In New Cap Reinsurance Corporation Ltd & Anr v AE Grant & Ors, the Court of Appeal has upheld a first instance decision that section 426 of the Insolvency Act (IA) can be used to enforce a foreign monetary judgment in insolvency proceedings. However, the Court acknowledged that where there exists a statutory framework for the enforcement of foreign judgments, in this case enforcement pursuant to the Foreign Judgments (Reciprocal Enforcement) Act 1933 (the 1933 Act), then enforcement under s.426 of the IA must follow the requirements of the 1933 Act.

In New Cap Re, the Court of Appeal was asked to consider whether an order of the Australian Court could be enforced in England even though the defendants to the Australian proceedings did not submit to the jurisdiction of the Australian Court.
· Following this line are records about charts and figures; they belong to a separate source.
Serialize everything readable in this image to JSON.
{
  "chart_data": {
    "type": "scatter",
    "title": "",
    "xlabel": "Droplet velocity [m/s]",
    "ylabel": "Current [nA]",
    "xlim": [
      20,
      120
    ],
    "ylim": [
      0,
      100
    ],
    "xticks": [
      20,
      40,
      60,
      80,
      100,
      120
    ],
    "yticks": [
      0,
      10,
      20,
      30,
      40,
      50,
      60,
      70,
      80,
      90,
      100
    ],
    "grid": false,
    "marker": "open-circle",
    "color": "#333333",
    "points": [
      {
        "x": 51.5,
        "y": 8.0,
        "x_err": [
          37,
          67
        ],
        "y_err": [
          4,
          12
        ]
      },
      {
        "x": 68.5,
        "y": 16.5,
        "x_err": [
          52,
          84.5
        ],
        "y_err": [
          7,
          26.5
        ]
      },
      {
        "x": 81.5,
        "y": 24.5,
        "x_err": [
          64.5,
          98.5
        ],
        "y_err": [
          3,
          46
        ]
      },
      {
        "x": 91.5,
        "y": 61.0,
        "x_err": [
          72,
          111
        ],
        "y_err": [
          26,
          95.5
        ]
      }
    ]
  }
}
In considering this dispute, the Court of Appeal recognised that it was bound by the earlier Court of Appeal decision in Rubin & Anr v. Eurofinance SA & Ors (Rubin). In Rubin, the court held that a foreign court’s jurisdiction in preference proceedings will be recognised by the English Court notwithstanding the lack of in personam jurisdiction. As a result of Rubin the court held that the Australian judgment is enforceable in England and not liable to be set aside under the 1933 Act.
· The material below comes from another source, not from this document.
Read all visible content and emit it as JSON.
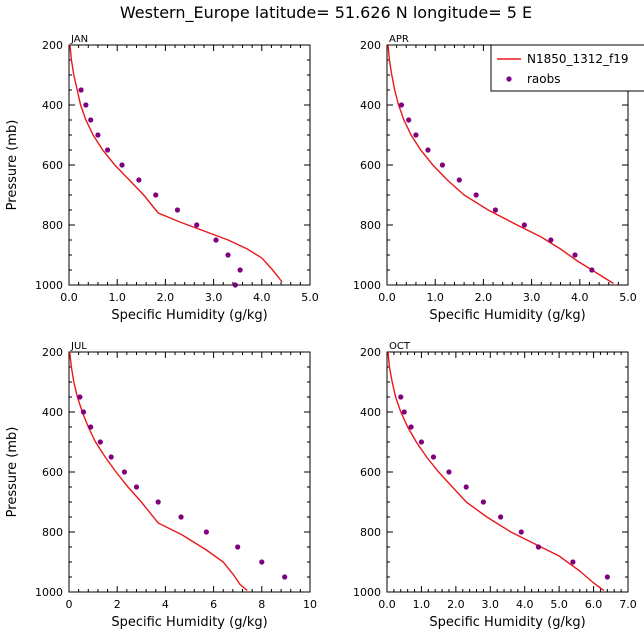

The Court of Appeal’s decision in Rubin is under appeal and will be heard by the Supreme Court in March 2012.

This decision should be considered by the insurance industry when considering commutations with foreign reinsurers. In New Cap Re, both the reinsurance and commutation agreements were expressed to be subject to English law and jurisdiction. However the Australian Court was of the opinion that it had jurisdiction to determine the matter and give a judgment that was ultimately enforceable in England.